Le Parcours Développement durable Montréal est un programme qui a débuté en 2018 et se terminera en 2021.

Il s’agit d’un projet initié par le Conseil des industries durables et la Ville de Montréal en collaboration avec Ellio, le gouvernement du Québec et C40 pour l’initiative Femmes pour le Climat (Women4Climate).

Il vise à intégrer le développement durable dans les entreprises montréalaises en optant pour une démarche participative à long terme.

En effet, les 75 PME sélectionnées durant le projet « deviendront partenaires du plan « Montréal durable 2016-2020 » et s’engageront ainsi à travailler, côte à côte avec la Ville de Montréal, à la création de la métropole durable », peut-on lire dans le communiqué de la Ville.

Les entreprises sélectionnées

Parcours a aussi pour mission « d’accélérer l’implication des femmes face aux enjeux reliés aux changements climatiques des villes du C40 », a déclaré Valérie Plante, la mairesse de Montréal.

Cet objectif s’est concrétisé ce lundi, 16 mars, par la sélection de 10 femmes dirigeantes parmi les 20 PME qui participent à l’édition 2019.

Alors que les 20 entreprises seront accompagnées et formées afin de favoriser l’implantation de modèles d’affaires durables, les dix entrepreneures bénéficieront d’un programme supplémentaire de mentorat par des femmes d’influence de la communauté montréalaise du monde des affaires et de la politique.
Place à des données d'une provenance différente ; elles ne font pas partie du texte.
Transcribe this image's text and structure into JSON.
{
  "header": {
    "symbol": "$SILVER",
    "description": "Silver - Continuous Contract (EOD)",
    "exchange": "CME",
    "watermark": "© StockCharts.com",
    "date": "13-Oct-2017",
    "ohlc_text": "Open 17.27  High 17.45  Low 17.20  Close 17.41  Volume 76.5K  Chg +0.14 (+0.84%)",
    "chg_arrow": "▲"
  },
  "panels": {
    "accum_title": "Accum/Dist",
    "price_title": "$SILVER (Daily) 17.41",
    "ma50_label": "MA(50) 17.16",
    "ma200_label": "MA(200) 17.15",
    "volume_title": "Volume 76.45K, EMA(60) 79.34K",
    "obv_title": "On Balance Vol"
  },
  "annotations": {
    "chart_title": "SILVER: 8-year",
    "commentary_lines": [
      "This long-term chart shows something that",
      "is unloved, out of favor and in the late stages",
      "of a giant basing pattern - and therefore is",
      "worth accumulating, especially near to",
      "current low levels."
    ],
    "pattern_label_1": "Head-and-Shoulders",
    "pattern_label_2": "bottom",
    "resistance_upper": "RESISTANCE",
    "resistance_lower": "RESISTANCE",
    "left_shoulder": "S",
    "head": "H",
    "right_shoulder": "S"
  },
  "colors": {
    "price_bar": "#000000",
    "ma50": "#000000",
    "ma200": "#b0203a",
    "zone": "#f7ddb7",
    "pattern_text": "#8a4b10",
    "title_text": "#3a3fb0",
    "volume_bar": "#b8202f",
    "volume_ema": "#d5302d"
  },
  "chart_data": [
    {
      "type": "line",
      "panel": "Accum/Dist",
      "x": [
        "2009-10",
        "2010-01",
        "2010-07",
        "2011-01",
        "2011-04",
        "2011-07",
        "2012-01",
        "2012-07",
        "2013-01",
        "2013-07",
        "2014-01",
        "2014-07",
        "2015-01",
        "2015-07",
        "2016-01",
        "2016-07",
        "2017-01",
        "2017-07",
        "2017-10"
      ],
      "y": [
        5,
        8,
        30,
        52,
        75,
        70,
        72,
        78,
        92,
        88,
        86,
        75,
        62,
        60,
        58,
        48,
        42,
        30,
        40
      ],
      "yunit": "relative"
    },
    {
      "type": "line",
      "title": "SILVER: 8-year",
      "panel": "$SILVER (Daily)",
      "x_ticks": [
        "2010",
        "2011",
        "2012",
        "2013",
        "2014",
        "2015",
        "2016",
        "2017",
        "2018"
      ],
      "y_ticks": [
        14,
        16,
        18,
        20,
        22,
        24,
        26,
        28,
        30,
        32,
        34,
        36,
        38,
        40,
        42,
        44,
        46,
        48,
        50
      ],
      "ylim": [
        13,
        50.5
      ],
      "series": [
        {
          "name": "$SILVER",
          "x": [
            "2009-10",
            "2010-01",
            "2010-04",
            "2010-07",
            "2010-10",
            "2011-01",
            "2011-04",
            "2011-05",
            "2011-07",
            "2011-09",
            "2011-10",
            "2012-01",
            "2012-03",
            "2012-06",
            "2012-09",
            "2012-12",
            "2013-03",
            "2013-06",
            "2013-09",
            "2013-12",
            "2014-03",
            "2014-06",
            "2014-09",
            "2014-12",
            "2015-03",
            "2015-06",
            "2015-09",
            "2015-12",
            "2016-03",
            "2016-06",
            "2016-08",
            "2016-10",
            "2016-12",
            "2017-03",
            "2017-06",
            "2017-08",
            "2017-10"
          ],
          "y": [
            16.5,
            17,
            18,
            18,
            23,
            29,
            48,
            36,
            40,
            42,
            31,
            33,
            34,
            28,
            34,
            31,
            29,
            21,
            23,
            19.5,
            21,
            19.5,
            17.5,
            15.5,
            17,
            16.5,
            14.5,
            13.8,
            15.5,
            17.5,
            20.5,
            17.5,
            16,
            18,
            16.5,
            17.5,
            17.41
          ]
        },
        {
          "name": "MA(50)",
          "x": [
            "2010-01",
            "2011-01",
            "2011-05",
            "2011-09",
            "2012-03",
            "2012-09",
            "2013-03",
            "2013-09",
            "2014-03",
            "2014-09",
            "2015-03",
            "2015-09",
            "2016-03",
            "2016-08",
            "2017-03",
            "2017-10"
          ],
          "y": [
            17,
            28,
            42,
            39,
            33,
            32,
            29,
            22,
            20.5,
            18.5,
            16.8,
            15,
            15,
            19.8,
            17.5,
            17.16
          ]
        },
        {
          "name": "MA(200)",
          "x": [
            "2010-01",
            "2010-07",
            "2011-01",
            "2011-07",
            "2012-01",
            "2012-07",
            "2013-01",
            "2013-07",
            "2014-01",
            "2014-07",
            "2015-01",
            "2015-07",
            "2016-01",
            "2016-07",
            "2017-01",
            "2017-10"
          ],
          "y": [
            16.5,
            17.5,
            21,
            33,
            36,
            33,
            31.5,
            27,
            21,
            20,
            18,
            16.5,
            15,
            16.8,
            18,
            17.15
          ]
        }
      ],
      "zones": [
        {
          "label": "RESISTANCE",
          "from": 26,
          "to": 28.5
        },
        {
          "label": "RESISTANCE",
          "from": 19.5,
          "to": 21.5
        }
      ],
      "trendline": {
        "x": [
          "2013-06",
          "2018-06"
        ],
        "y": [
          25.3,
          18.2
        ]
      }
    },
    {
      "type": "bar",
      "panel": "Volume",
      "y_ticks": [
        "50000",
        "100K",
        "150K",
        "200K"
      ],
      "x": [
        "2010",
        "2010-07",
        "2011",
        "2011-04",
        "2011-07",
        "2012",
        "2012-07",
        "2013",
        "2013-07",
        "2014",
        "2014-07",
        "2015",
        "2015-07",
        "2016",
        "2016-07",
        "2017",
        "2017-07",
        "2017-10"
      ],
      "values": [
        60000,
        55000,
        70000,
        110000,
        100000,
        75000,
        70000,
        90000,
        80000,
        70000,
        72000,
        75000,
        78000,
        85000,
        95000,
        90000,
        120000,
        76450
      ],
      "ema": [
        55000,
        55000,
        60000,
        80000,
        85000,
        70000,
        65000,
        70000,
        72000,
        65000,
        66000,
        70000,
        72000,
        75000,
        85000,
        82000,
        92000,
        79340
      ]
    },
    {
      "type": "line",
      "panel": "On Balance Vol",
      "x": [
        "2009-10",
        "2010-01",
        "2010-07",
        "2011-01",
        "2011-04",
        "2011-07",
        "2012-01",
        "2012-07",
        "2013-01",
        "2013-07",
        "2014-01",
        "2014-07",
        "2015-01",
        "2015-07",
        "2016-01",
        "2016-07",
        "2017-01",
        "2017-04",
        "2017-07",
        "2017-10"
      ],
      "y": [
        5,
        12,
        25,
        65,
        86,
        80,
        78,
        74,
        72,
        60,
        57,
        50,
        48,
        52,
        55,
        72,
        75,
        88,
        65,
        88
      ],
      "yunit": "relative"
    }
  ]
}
Ce programme de mentorat Women4Climate sera offert aux dix entreprises suivantes : Appareil Architecture, Aptitude X, Chaptec, Cook It, Delegatus, Derme&Co, Happening, Hotel Monville, Ilot 84, Indygena, La Corbeille Bordeaux-Cartierville, Laganière, Nos Architectes, Ombrages, Omnichem, Prevel, Taboo, Toits Vertiges, Tux et Waterax.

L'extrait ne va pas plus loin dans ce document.